Not cheap, but worth a visit by TipRanks
© Reuters. DocuSign Stock: not cheap, but worth a look
DocuSign (NASDAQ 🙂 enables businesses to run their business faster with less risk and cost, while providing a more enjoyable experience for customers and employees.
The company does this by rebuilding the fundamental ingredient of doing business: agreement. Since agreements happen all the time in the normal course of business, companies sign contracts with other parties.
This applies to any organization, of any type and of any size. Therefore, the total addressable market for DocuSign is virtually unlimited.
The company has grown in revenue steadily over the past few years at a rapid pace, with the stock significantly outperforming the overall market.

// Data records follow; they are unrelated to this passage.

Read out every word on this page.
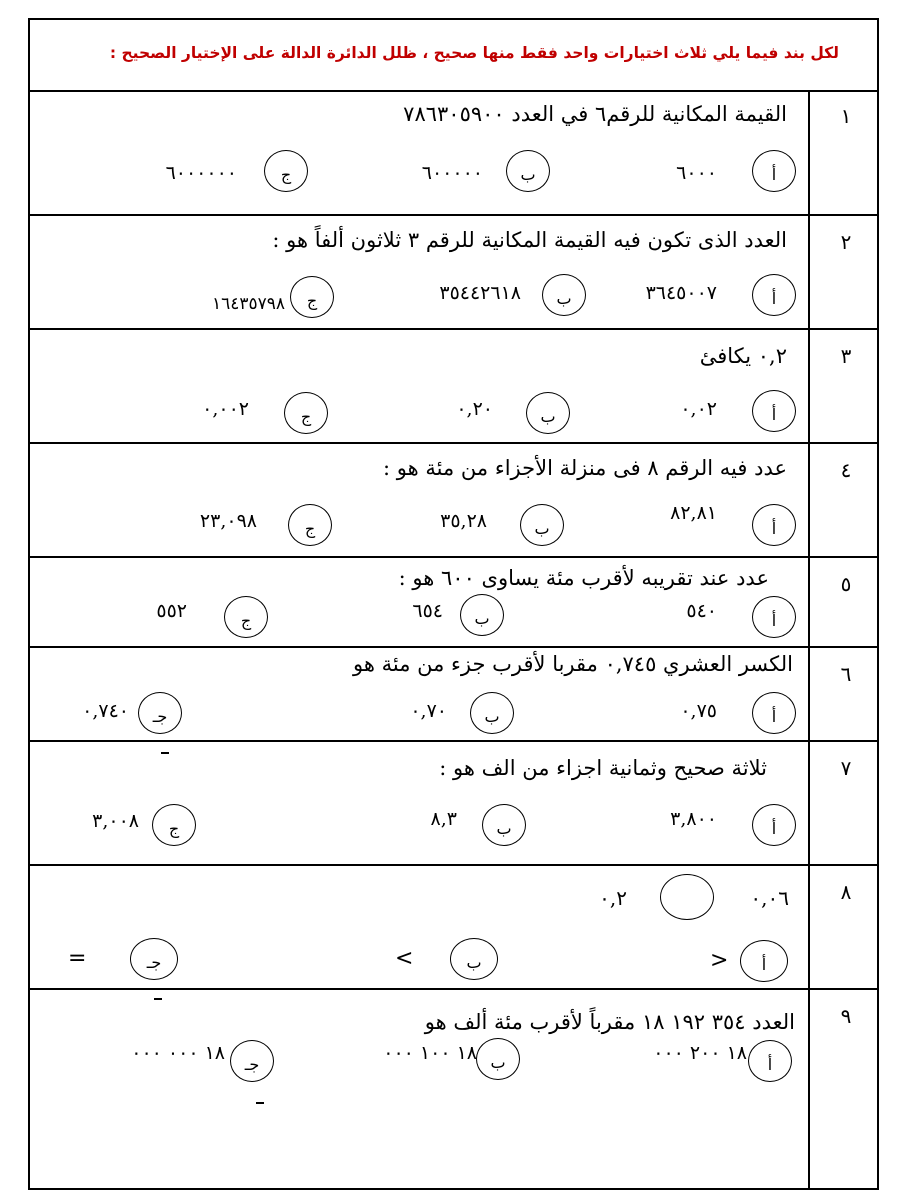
لكل بند فيما يلي ثلاث اختيارات واحد فقط منها صحيح ، ظلل الدائرة الدالة على الإختيار الصحيح :
١
القيمة المكانية للرقم٦ في العدد ٧٨٦٣٠٥٩٠٠
أ
٦٠٠٠
ب
٦٠٠٠٠٠
ج
٦٠٠٠٠٠٠
٢
العدد الذى تكون فيه القيمة المكانية للرقم ٣ ثلاثون ألفاً هو :
أ
٣٦٤٥٠٠٧
ب
٣٥٤٤٢٦١٨
ج
١٦٤٣٥٧٩٨
٣
٠,٢ يكافئ
أ
٠,٠٢
ب
٠,٢٠
ج
٠,٠٠٢
٤
عدد فيه الرقم ٨ فى منزلة الأجزاء من مئة هو :
أ
٨٢,٨١
ب
٣٥,٢٨
ج
٢٣,٠٩٨
٥
عدد عند تقريبه لأقرب مئة يساوى ٦٠٠ هو :
أ
٥٤٠
ب
٦٥٤
ج
٥٥٢
٦
الكسر العشري ٠,٧٤٥ مقربا لأقرب جزء من مئة هو
أ
٠,٧٥
ب
٠,٧٠
جـ
٠,٧٤٠
٧
ثلاثة صحيح وثمانية اجزاء من الف هو :
أ
٣,٨٠٠
ب
٨,٣
ج
٣,٠٠٨
٨
٠,٠٦
٠,٢
أ
<
ب
>
جـ
=
٩
العدد ٣٥٤ ١٩٢ ١٨ مقرباً لأقرب مئة ألف هو
أ
١٨ ٢٠٠ ٠٠٠
ب
١٨ ١٠٠ ٠٠٠
جـ
١٨ ٠٠٠ ٠٠٠
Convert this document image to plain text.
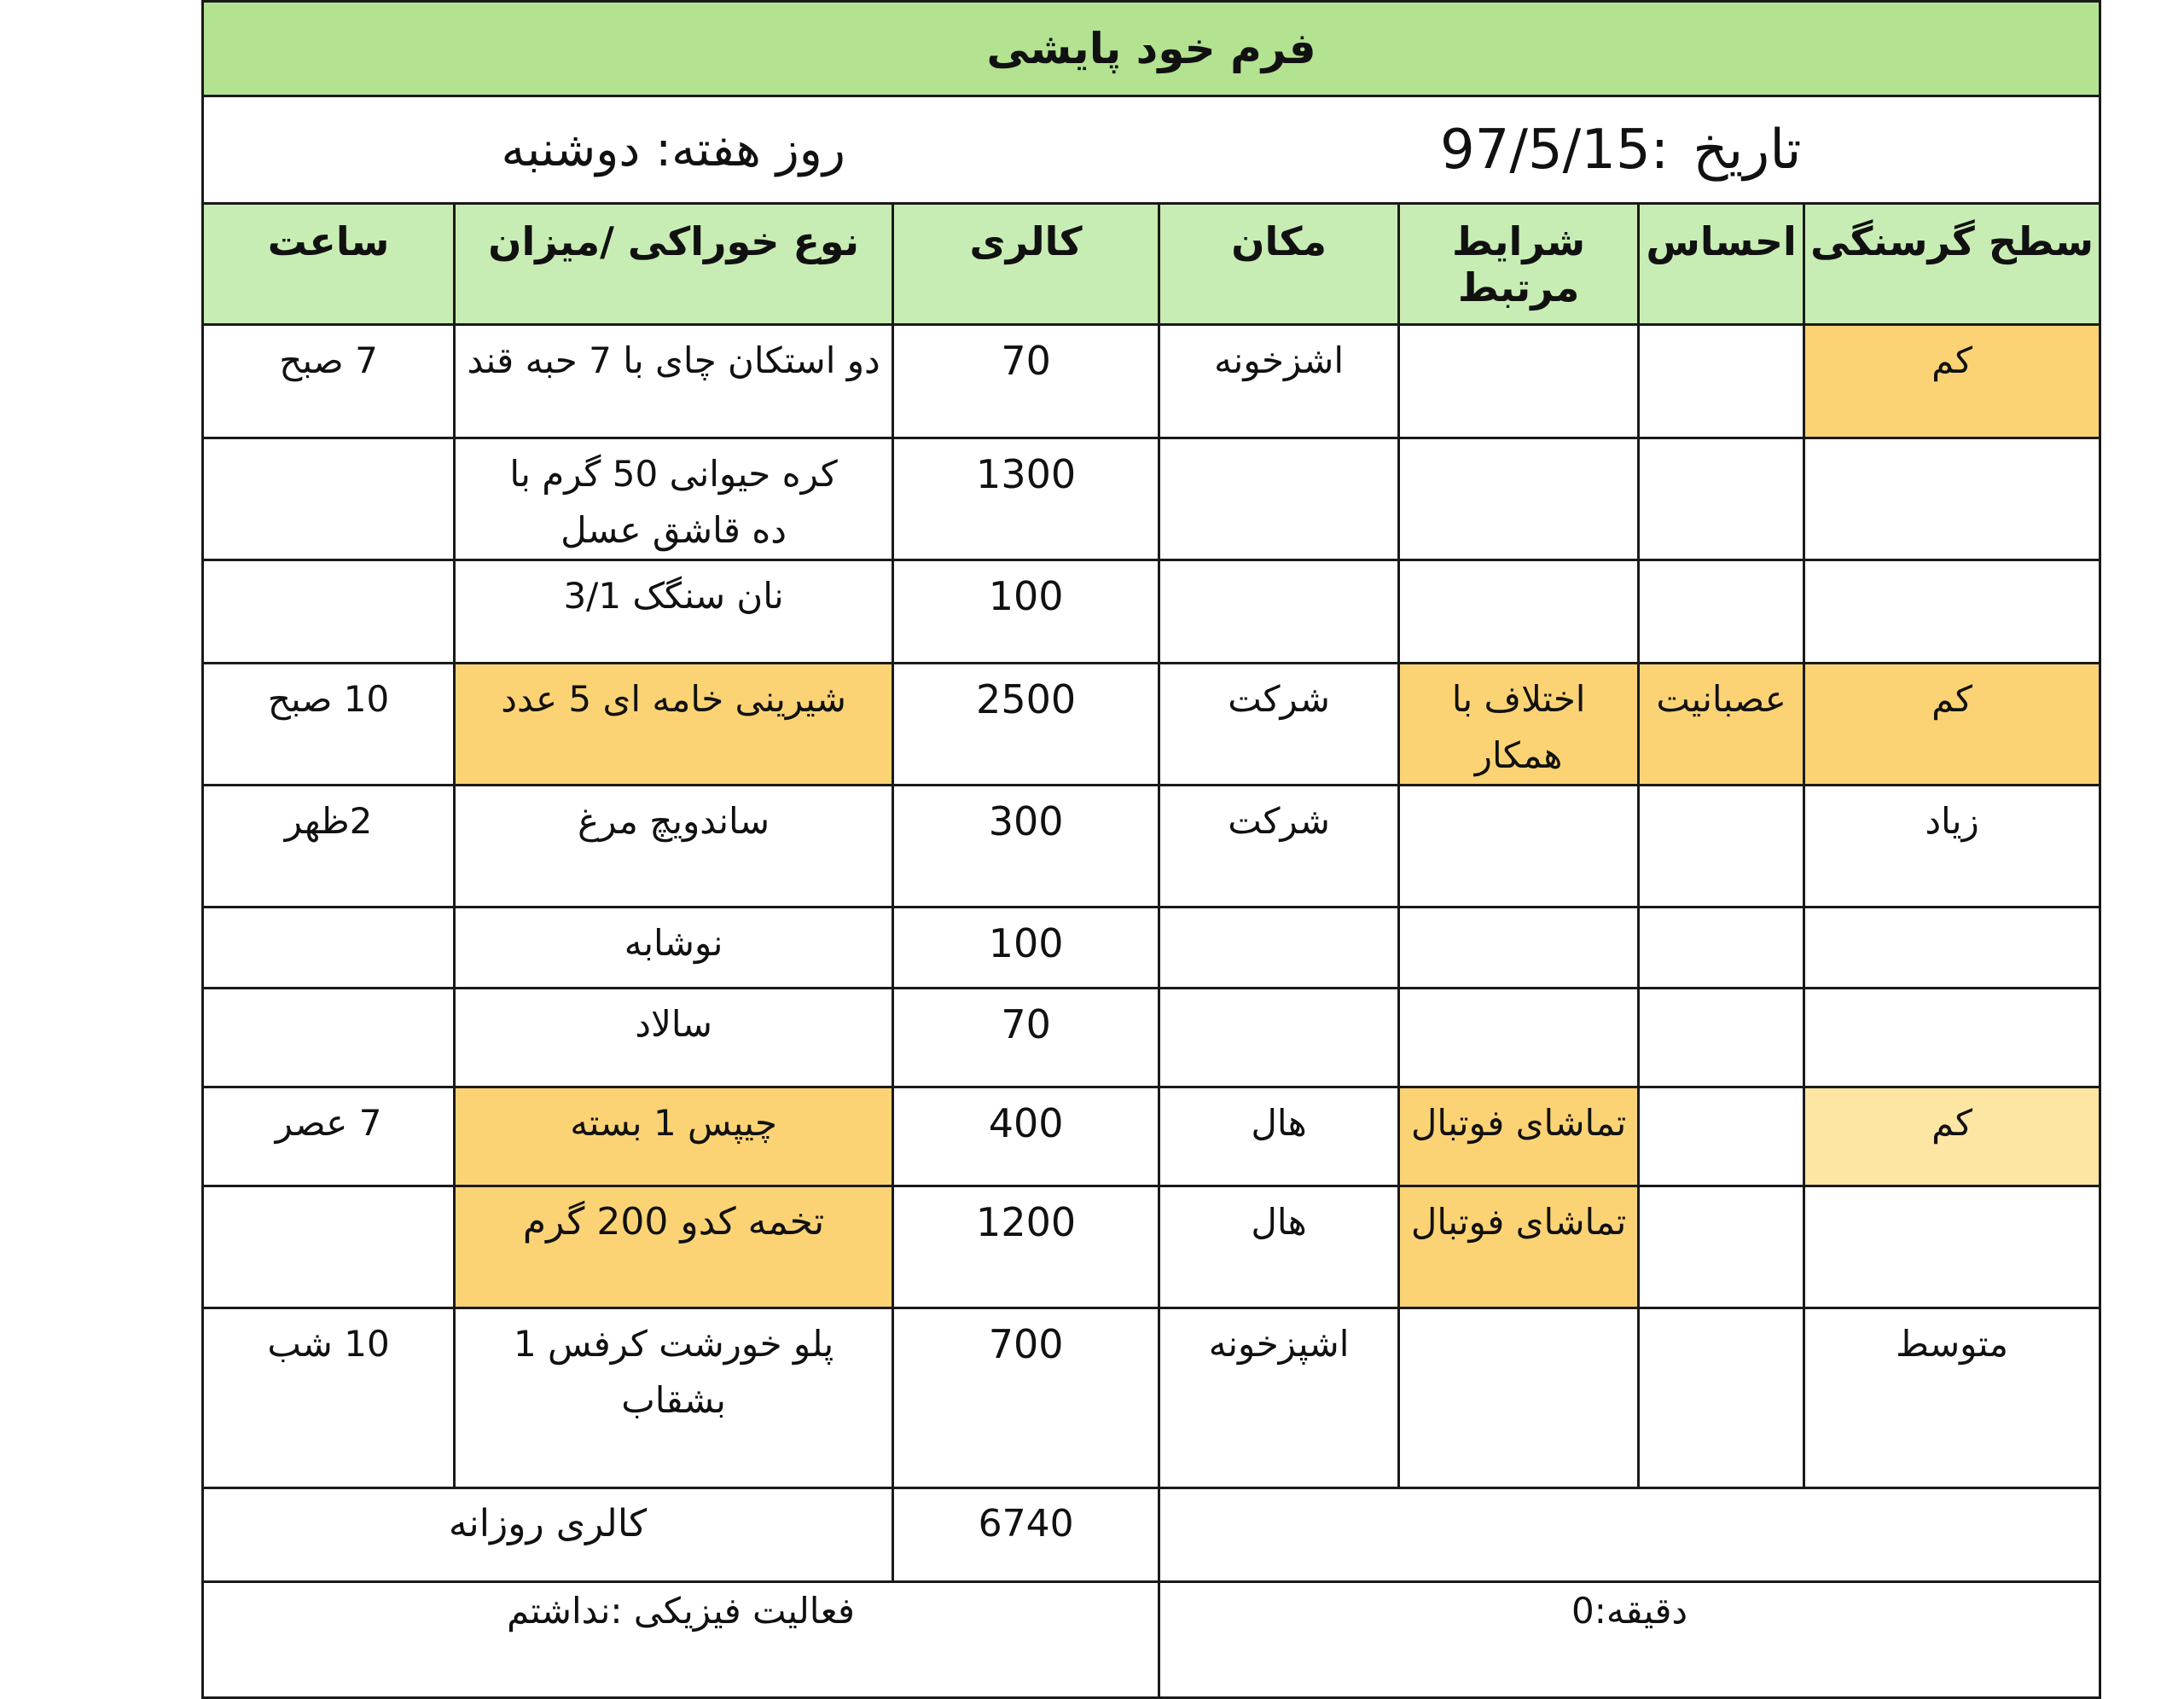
فرم خود پایشی						

تاریخ
97/5/15:
روز هفته:
دوشنبه						

سطح گرسنگی	احساس	شرایط مرتبط	مکان	کالری	نوع خوراکی /میزان	ساعت
کم			اشزخونه	70	دو استکان چای با 7 حبه قند	7 صبح
				1300	کره حیوانی 50 گرم با ده قاشق عسل	
				100	نان سنگک 3/1	
کم	عصبانیت	اختلاف با همکار	شرکت	2500	شیرینی خامه ای 5 عدد	10 صبح
زیاد			شرکت	300	ساندویچ مرغ	2ظهر
				100	نوشابه	
				70	سالاد	
کم		تماشای فوتبال	هال	400	چیپس 1 بسته	7 عصر
		تماشای فوتبال	هال	1200	تخمه کدو 200 گرم	
متوسط			اشپزخونه	700	پلو خورشت کرفس 1 بشقاب	10 شب
				6740	کالری روزانه	
دقیقه:0				فعالیت فیزیکی :نداشتم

While DocuSign certainly isn’t cheap, stocks could move away from their current levels as we move up. I am bullish on the stock. (See DocuSign stock charts on TipRanks)
The excellent growth rate continues
DocuSign’s most recent quarterly results presented another period of excellent growth, with the company increasing revenue by 50% to a new record revenue of $ 511.8 million.
The company’s non-GAAP adjusted earnings per share increased 176% year-over-year to $ 0.47, 17.5% above the consensus forecast of about $ 0.40.
While DocuSign’s year-over-year revenue growth edged down from 57.9% sequentially to around 50%, the second quarter of 2021 marked the fourth consecutive period in which the company achieved sales growth north of 50%.
For context, the company’s quarterly revenue growth hovered between 30% and 40% in fiscal 2018 and 2019. So we can easily conclude that the pandemic has accelerated the transformation towards digitalization, reinforcing the need for the product. electronic signature from DocuSign.
The growing revenues of DocuSign are also of great quality. Specifically, 96.3% of the company’s revenue is based on subscriptions. This should provide high visibility into medium-term cash flow and further improve the company’s gross margins from their already high levels of around 78%.
Penetration into underserved areas is expected to serve as a powerful catalyst for future DocuSign revenue growth. Although DocuSign offers its services in more than 180 countries, it has a direct presence only in Canada, Australia, United Kingdom, France, Germany, Japan, Brazil and Mexico, outside of United States.
Having an industry disruptor growing at such impressive rates with rich gross margins should instantly translate into a rich valuation multiple, and that is true of DocuSign.
The stock is trading at a futures P / S of 21.3, which is certainly not a cheap multiple. That said, the company has maintained its impressive rate of expansion for several years.
The Taking of Wall Street
When it comes to Wall Street, DocuSign has a strong buy consensus rating, based on 15 unanimous buys awarded in the past three months. At $ 340.29, DocuSign’s average price target implies upside potential of 32.2%.
Disclosure: At the time of publication, Nikolaos Sismanis does not have a position in any of the titles mentioned in this article.